Erst mutmaßt sie, was der Führer sagt, dazu muss sie sich darauf konzentrieren. In der nächsten Sekunde ist sie gedankenversunken?
Mit "mitten im Lauf" assoziiere ich "rennend" (wie 50-Meter-Lauf).

Es ging tief hinunter jenseits davon.
Das finde ich furchtbar.
Als Leser wäre ich inzwischen ausgestiegen, wegen des Bruchs in der Atmosphäre, das Ganze plätschert nur noch so vor sich hin - vorhin war ich gespannt, jetzt langweile ich mich.
Und wenn ich dann noch den Eindruck habe, dass du nicht weißt, was du mit Sprache machen musst -
Hinter "hinunter" würde ein Komma gehören. Gut klingt der Satz trotzdem nicht.
"Jenseits davon ging es tief hinunter" wäre flüssiger. Aber wie gesagt.

»Au, das tut so weh«, jammerte die Frau. Lana überraschte die Wehleidigkeit. Auch wenn die Frau sich eigentümlich, geradezu geschmückt ausdrückte, hätte sie eine andere Reaktion von einem Bauarbeiter erwartet.
Also, die merkwürdige Sprache der Frau verwundert sie nicht, obwohl sie sie für einen Bauarbeiter hält, aber die Wehleidigkeit schon? Und was hat die eigentümliche Sprache damit zu tun, dass die Frau wehleidig ist - obwohl sie sich geschmückt ausdrückt, hätte sie keine Wehleidigkeit von ihr erwartet?

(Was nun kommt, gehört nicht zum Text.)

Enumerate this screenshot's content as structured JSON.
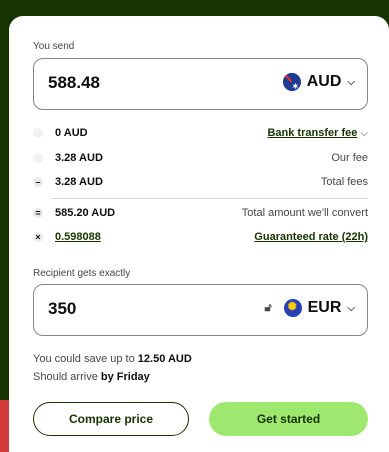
{
  "send": {
    "label": "You send",
    "amount": "588.48",
    "currency": "AUD",
    "flag_icon": "australia-flag-icon"
  },
  "fees": [
    {
      "amount": "0 AUD",
      "label": "Bank transfer fee",
      "marker": ""
    },
    {
      "amount": "3.28 AUD",
      "label": "Our fee",
      "marker": ""
    },
    {
      "amount": "3.28 AUD",
      "label": "Total fees",
      "marker": "–"
    },
    {
      "amount": "585.20 AUD",
      "label": "Total amount we'll convert",
      "marker": "="
    },
    {
      "amount": "0.598088",
      "label": "Guaranteed rate (22h)",
      "marker": "×"
    }
  ],
  "receive": {
    "label": "Recipient gets exactly",
    "amount": "350",
    "currency": "EUR",
    "flag_icon": "eu-flag-icon"
  },
  "savings": {
    "prefix": "You could save up to ",
    "amount": "12.50 AUD",
    "arrival_prefix": "Should arrive ",
    "arrival": "by Friday"
  },
  "buttons": {
    "compare": "Compare price",
    "start": "Get started"
  },
  "colors": {
    "brand_dark": "#163300",
    "brand_green": "#9fe870"
  }
}
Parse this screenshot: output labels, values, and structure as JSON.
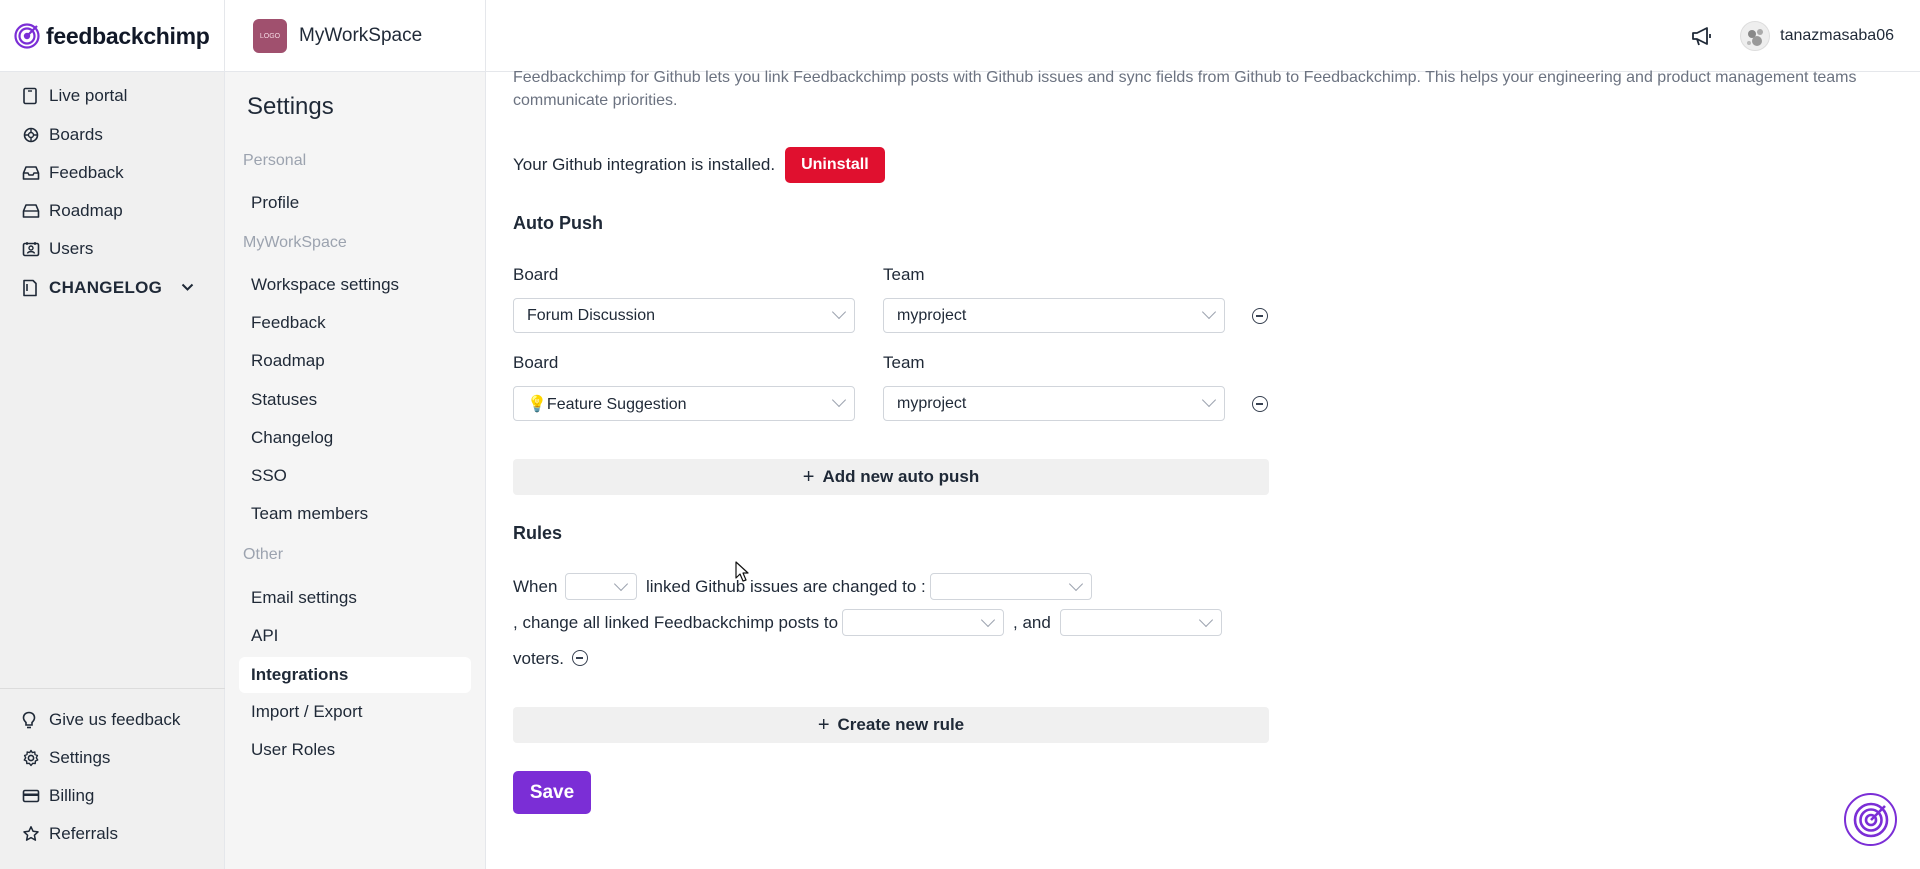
{
  "brand": {
    "name": "feedbackchimp",
    "accent": "#7b2ed6"
  },
  "workspace": {
    "name": "MyWorkSpace",
    "logo_text": "LOGO"
  },
  "topbar": {
    "username": "tanazmasaba06",
    "announce_icon": "megaphone-icon"
  },
  "sidebar": {
    "items": [
      {
        "label": "Live portal",
        "icon": "portal-icon"
      },
      {
        "label": "Boards",
        "icon": "boards-icon"
      },
      {
        "label": "Feedback",
        "icon": "inbox-icon"
      },
      {
        "label": "Roadmap",
        "icon": "roadmap-icon"
      },
      {
        "label": "Users",
        "icon": "users-icon"
      },
      {
        "label": "CHANGELOG",
        "icon": "changelog-icon"
      }
    ],
    "bottom_items": [
      {
        "label": "Give us feedback",
        "icon": "bulb-icon"
      },
      {
        "label": "Settings",
        "icon": "gear-icon"
      },
      {
        "label": "Billing",
        "icon": "card-icon"
      },
      {
        "label": "Referrals",
        "icon": "star-icon"
      }
    ]
  },
  "settings": {
    "title": "Settings",
    "sections": {
      "personal": "Personal",
      "workspace": "MyWorkSpace",
      "other": "Other"
    },
    "personal_items": [
      "Profile"
    ],
    "workspace_items": [
      "Workspace settings",
      "Feedback",
      "Roadmap",
      "Statuses",
      "Changelog",
      "SSO",
      "Team members"
    ],
    "other_items": [
      "Email settings",
      "API",
      "Integrations",
      "Import / Export",
      "User Roles"
    ],
    "active": "Integrations"
  },
  "main": {
    "description": "Feedbackchimp for Github lets you link Feedbackchimp posts with Github issues and sync fields from Github to Feedbackchimp. This helps your engineering and product management teams communicate priorities.",
    "installed_text": "Your Github integration is installed.",
    "uninstall_label": "Uninstall",
    "auto_push": {
      "title": "Auto Push",
      "board_label": "Board",
      "team_label": "Team",
      "rows": [
        {
          "board": "Forum Discussion",
          "team": "myproject"
        },
        {
          "board": "💡Feature Suggestion",
          "team": "myproject"
        }
      ],
      "add_label": "Add new auto push"
    },
    "rules": {
      "title": "Rules",
      "when": "When",
      "linked_text": "linked Github issues are changed to :",
      "change_text": ", change all linked Feedbackchimp posts to",
      "and_text": ", and",
      "voters_text": "voters.",
      "create_label": "Create new rule"
    },
    "save_label": "Save"
  }
}
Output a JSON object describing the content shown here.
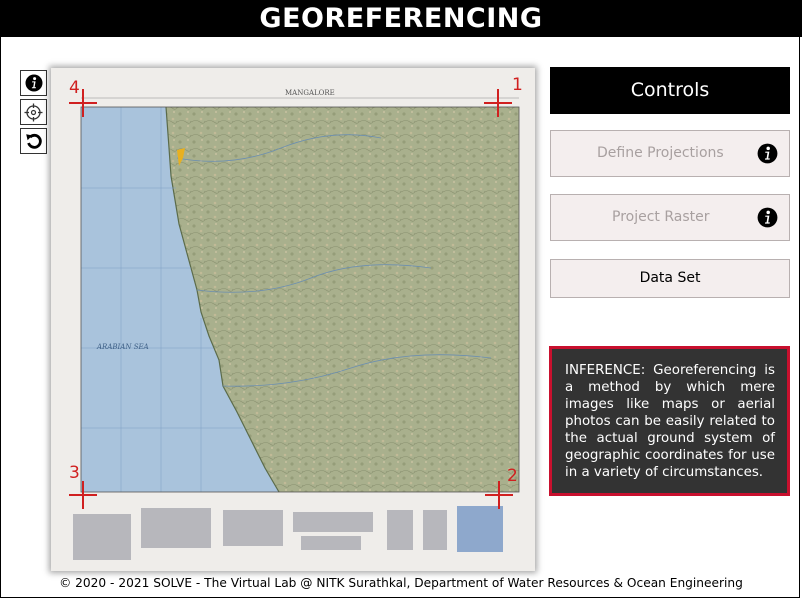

Lana grinste. Sie wusste ja gar nicht, was die Frau eigentlich beruflich tat. Sie ging ihr zur Hilfe, stützte sie.
»Sagen sie«, fragte Lana, »was tun sie eigentlich beruflich?«
"Eigentlich beruflich" musst du nicht zwei Mal erwähnen. Wenn Lana erst grinst und sie dann fragt, dann wird das auch so klar.


Sie wandte sich um, sah in das gleißende Licht seiner Taschenlampe.
Mach einen Punkt nach "Licht". Die Taschenlampe hast du kurz vorher schon.

Sie schirmte es mit ihrem Arm ab.
»Ja?«
»Kommst du?«, fragte er.
Lana kniff die Augen zusammen, versuchte, seinen Gesichtsausdruck zu erkennen. Es gelang ihr nicht.
»Die Frau hat sich verletzt.«
»Das sehe ich«, sagte er.
Lana war baff.
»Ja«, begann sie, »und wenn du das siehst, wieso hilfst du dann nicht?«
Es vergingen einige Sekunden, bis er etwas sagte. Während dieses Zeitraumes leuchtete er Lana weiterhin mitten ins Gesicht.
»Lana«, sagte er nachdrücklich, »kommst du?«
»Nimm doch endlich die Lampe runter, verdammt.«
Er schaltete die Lampe aus.
»Lana«, sagte er in drohendem Ton, »ich fragte, ob wir jetzt weitergehen können.«
Der Dialog würde bedrohlicher wirken, wenn er immer weniger Worte verwendet.
"Lana", sagte er in drohendem Ton, "komm."


Die riesenhafte Frau in Lanas Armen stieß einen vereinzelten Schluchzer aus.
"In Lanas Armen" wekcht falsche Assoziationen bei mir.

»Nein, wir können nicht gehen.«
"Nein."

Er machte einen Schritt auf Lana und die Frau zu. Dann noch einen. Er ging vor ihnen in die Hocke. Sein Gesicht genau vor Lanas. Erst war da nichts, dann verzog sich seine Miene zu einem sehr, sehr schmalen Lächeln.
Das gefällt mir wieder.

Es war vollkommen unbewegt, sah aus, als wäre es auf seinem Gesicht eingesperrt.
"Eingesperrt ... auf" klingt falsch. Ich bin sehr für kreative Verwendung von Sprache, aber wenn mein Kopf stolpert und dann anfängt zu korrigieren, dann ist das schlecht.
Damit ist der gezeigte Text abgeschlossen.